A tale of two yield curves

By: Kevin Flanagan, Head of Fixed Income Strategy

Remember when inverted Treasury (UST) yield curves were all the rage? Not that long ago, there was a plethora of stories “hitting the tape” about this development, and with it, the conjecture quotient rose regarding when the U.S. economy would enter into a recession.

Well, investors are still waiting for signs of that recession. Certainly, some of the recent economic data that has been released is beginning to show increasing evidence that activity does appear to be slowing. And when you add the tighter lending conditions that are also becoming more readily apparent, you do get the feeling that it has now become not a matter of if, but just when, real GDP will enter into negative territory.

With respect to the yield curve’s predictive value, if you’re keeping track, the two most closely followed measures, the UST 2-Yr/10-Yr and UST 3-Mo/10-yr gauges, went into inverted or negative territory in July and October/November of last year, respectively. So, if history is any guide, the shot clock does seem to be ticking.

U.S. Treasury Yield Curves

However, in this blog post, I didn’t necessarily want to discuss the prospect of what is perhaps the most widely anticipated recession in my career, but rather, bring the reader up to date on the state of the two aforementioned yield curves.

With respect to the UST 3mo/10yr measure, the inversion has still been gathering steam. To provide some perspective, the negative differential has gone from roughly -50 basis points (bps) to end 2022 to expand to -160 bps as of this writing. Also, compare this to a year ago, when the spread was a positive +200 bps. The more interesting part of this discussion is what has transpired to the UST 2yr/10yr gauge. Yes, it is still firmly in negative territory, but this curve has actually steepened of late. On March 8, pre-Silicon Valley Bank (SVB), the inversion reached its peak of -109 bps, but since then, the negative differential has been essentially cut in half to -53 bps. Meanwhile, for the UST 3mo/10yr, the inversion has increased by about 55 bps.

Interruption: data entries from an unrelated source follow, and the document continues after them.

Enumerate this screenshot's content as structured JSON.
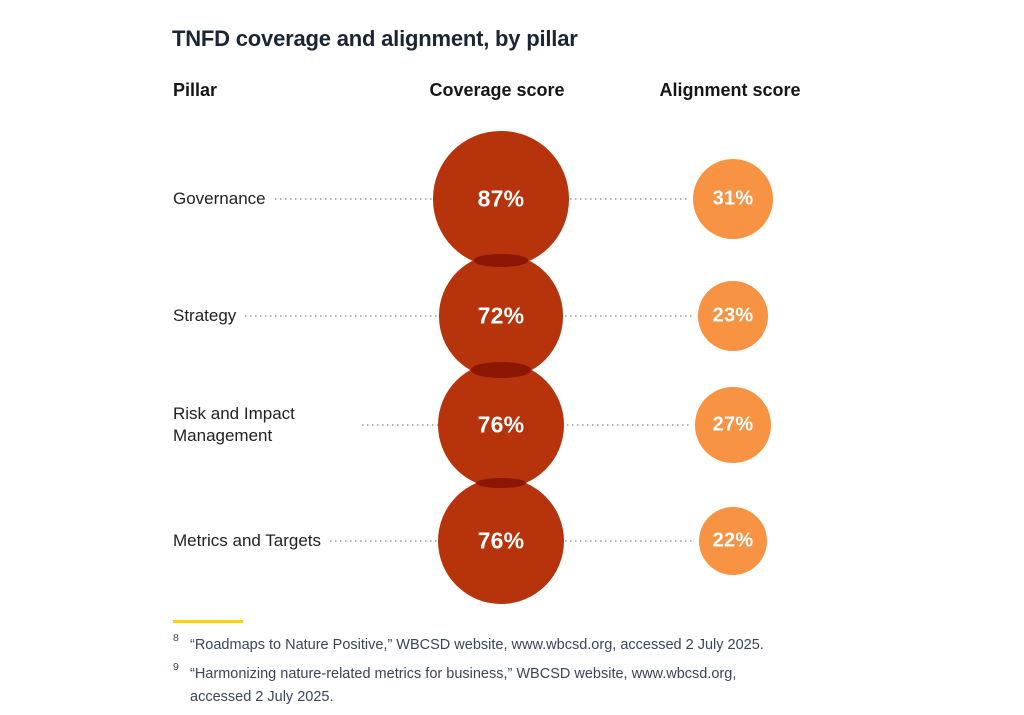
{
  "title": "TNFD coverage and alignment, by pillar",
  "columns": {
    "pillar": "Pillar",
    "coverage": "Coverage score",
    "alignment": "Alignment score"
  },
  "chart_data": {
    "type": "bubble",
    "title": "TNFD coverage and alignment, by pillar",
    "categories": [
      "Governance",
      "Strategy",
      "Risk and Impact Management",
      "Metrics and Targets"
    ],
    "series": [
      {
        "name": "Coverage score",
        "values": [
          87,
          72,
          76,
          76
        ],
        "unit": "%",
        "color": "#B6330C",
        "overlap_color": "#8C1604"
      },
      {
        "name": "Alignment score",
        "values": [
          31,
          23,
          27,
          22
        ],
        "unit": "%",
        "color": "#F79342"
      }
    ],
    "sizing": "area-proportional",
    "value_labels": [
      "87%",
      "72%",
      "76%",
      "76%",
      "31%",
      "23%",
      "27%",
      "22%"
    ],
    "legend": "none",
    "grid": "dotted leader lines per row"
  },
  "colors": {
    "coverage_bubble": "#B6330C",
    "coverage_overlap": "#8C1604",
    "alignment_bubble": "#F79342",
    "title_text": "#1B2533",
    "header_text": "#161616",
    "label_text": "#222222",
    "footnote_text": "#39455A",
    "leader_dots": "#b3b3b3",
    "divider_yellow": "#FFD200",
    "background": "#ffffff"
  },
  "footnotes": [
    {
      "marker": "8",
      "text": "“Roadmaps to Nature Positive,” WBCSD website, www.wbcsd.org, accessed 2 July 2025."
    },
    {
      "marker": "9",
      "text": "“Harmonizing nature-related metrics for business,” WBCSD website, www.wbcsd.org, accessed 2 July 2025."
    }
  ]
}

What’s behind this divergent behavior? Well, obviously, the UST 10-Year aspect of both curves is a constant force, so the answer lies in the different yield activity between the 3-Month t-bill and the UST 2-Year note. For the former, the yield has remained just under 5%, but for the 2-Year, the yield has plunged about 100 bps during the last five weeks or so. While the 3-Month t-bill has been tethered to the Fed Funds trading range, the 2-Year yield has fallen for two key reasons: the changing Fed outlook, where rate cut expectations have increased, and inflows coming in from either a safe haven status or attempts to lock in yields before any Fed reversal.


For fixed income investors, the continued inverted shape of the yield curve plays into the notion that I’d still rather be “late than early” to the duration party.